Si, au contraire, vous acceptez la grande solution, la solution vraie, l’amnistie totale, générale, sans réserve, sans condition, sans restriction, l’amnistie pleine et entière, alors la paix naîtra, et vous n’entendrez plus rien que le bruit immense et profond de la guerre civile qui se ferme. (Applaudissements.)

Les guerres civiles ne sont finies qu’apaisées.

En politique, oublier c’est la grande loi.

Un vent fatal a soufflé ; des malheureux ont été entraînés, vous les avez saisis, vous les avez punis. Il y a de cela huit ans.

La guerre civile est une faute.
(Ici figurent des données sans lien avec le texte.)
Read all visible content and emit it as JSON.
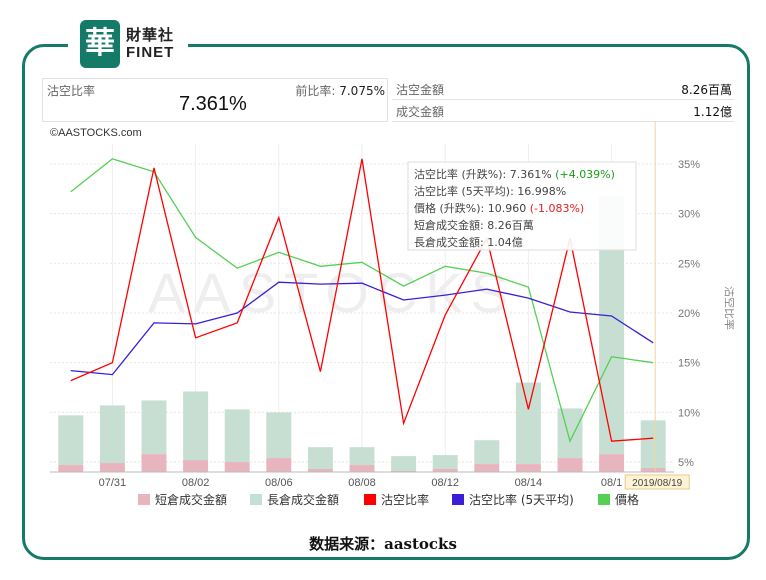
{
  "logo": {
    "brand_cn": "財華社",
    "brand_en": "FINET",
    "seal_char": "華"
  },
  "stats": {
    "short_ratio_label": "沽空比率",
    "short_ratio_value": "7.361%",
    "prev_ratio_label": "前比率:",
    "prev_ratio_value": "7.075%",
    "short_turnover_label": "沽空金額",
    "short_turnover_value": "8.26百萬",
    "turnover_label": "成交金額",
    "turnover_value": "1.12億"
  },
  "chart_data": {
    "type": "bar+line",
    "copyright": "©AASTOCKS.com",
    "watermark": "AASTOCKS",
    "x_tick_labels": [
      "07/31",
      "08/02",
      "08/06",
      "08/08",
      "08/12",
      "08/14",
      "08/1"
    ],
    "x_tick_index": [
      1,
      3,
      5,
      7,
      9,
      11,
      13
    ],
    "right_axis_title": "沽空比率",
    "right_axis_ticks": [
      "35%",
      "30%",
      "25%",
      "20%",
      "15%",
      "10%",
      "5%"
    ],
    "right_axis_values": [
      35,
      30,
      25,
      20,
      15,
      10,
      5
    ],
    "ylim_ratio": [
      4,
      37
    ],
    "dates_index": [
      0,
      1,
      2,
      3,
      4,
      5,
      6,
      7,
      8,
      9,
      10,
      11,
      12,
      13,
      14
    ],
    "series": [
      {
        "name": "短倉成交金額",
        "kind": "bar",
        "color": "#e8b4be",
        "values": [
          0.7,
          0.9,
          1.8,
          1.2,
          1.0,
          1.4,
          0.3,
          0.7,
          0.1,
          0.3,
          0.8,
          0.8,
          1.4,
          1.8,
          0.4
        ]
      },
      {
        "name": "長倉成交金額",
        "kind": "bar",
        "color": "#c7dfd3",
        "values": [
          5.0,
          5.8,
          5.4,
          6.9,
          5.3,
          4.6,
          2.2,
          1.8,
          1.5,
          1.4,
          2.4,
          8.2,
          5.0,
          26.0,
          4.8
        ]
      },
      {
        "name": "沽空比率",
        "kind": "line",
        "color": "#ff0000",
        "values": [
          13.2,
          15.0,
          34.6,
          17.5,
          19.0,
          29.6,
          14.1,
          35.5,
          8.9,
          19.8,
          27.5,
          10.3,
          27.5,
          7.1,
          7.4
        ]
      },
      {
        "name": "沽空比率 (5天平均)",
        "kind": "line",
        "color": "#3a1fd6",
        "values": [
          14.2,
          13.8,
          19.0,
          18.9,
          20.0,
          23.1,
          22.9,
          23.0,
          21.3,
          21.8,
          22.4,
          21.5,
          20.1,
          19.7,
          17.0
        ]
      },
      {
        "name": "價格",
        "kind": "line",
        "color": "#55d055",
        "values": [
          32.2,
          35.5,
          34.2,
          27.6,
          24.5,
          26.1,
          24.7,
          25.1,
          22.7,
          24.7,
          24.0,
          22.6,
          7.1,
          15.6,
          15.0
        ]
      }
    ],
    "highlight_date": "2019/08/19",
    "tooltip": [
      {
        "label": "沽空比率 (升跌%): ",
        "value": "7.361%",
        "extra": " (+4.039%)",
        "extra_color": "#1a9e1a"
      },
      {
        "label": "沽空比率 (5天平均): ",
        "value": "16.998%",
        "extra": "",
        "extra_color": ""
      },
      {
        "label": "價格 (升跌%): ",
        "value": "10.960",
        "extra": " (-1.083%)",
        "extra_color": "#e02020"
      },
      {
        "label": "短倉成交金額: ",
        "value": "8.26百萬",
        "extra": "",
        "extra_color": ""
      },
      {
        "label": "長倉成交金額: ",
        "value": "1.04億",
        "extra": "",
        "extra_color": ""
      }
    ]
  },
  "footer": "数据来源：aastocks"
}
Qui l’a commise ? Tout le monde et personne. (Bruits à droite.) Sur une vaste faute, il faut un vaste oubli.

Ce vaste oubli, c’est l’amnistie.

Vous êtes un gouvernement nouveau, établissez-vous par des actes considérables. Faites voir aux vieux gouvernements comment vous montez pendant qu’ils descendent ; enseignez-leur l’art de sortir des précipices.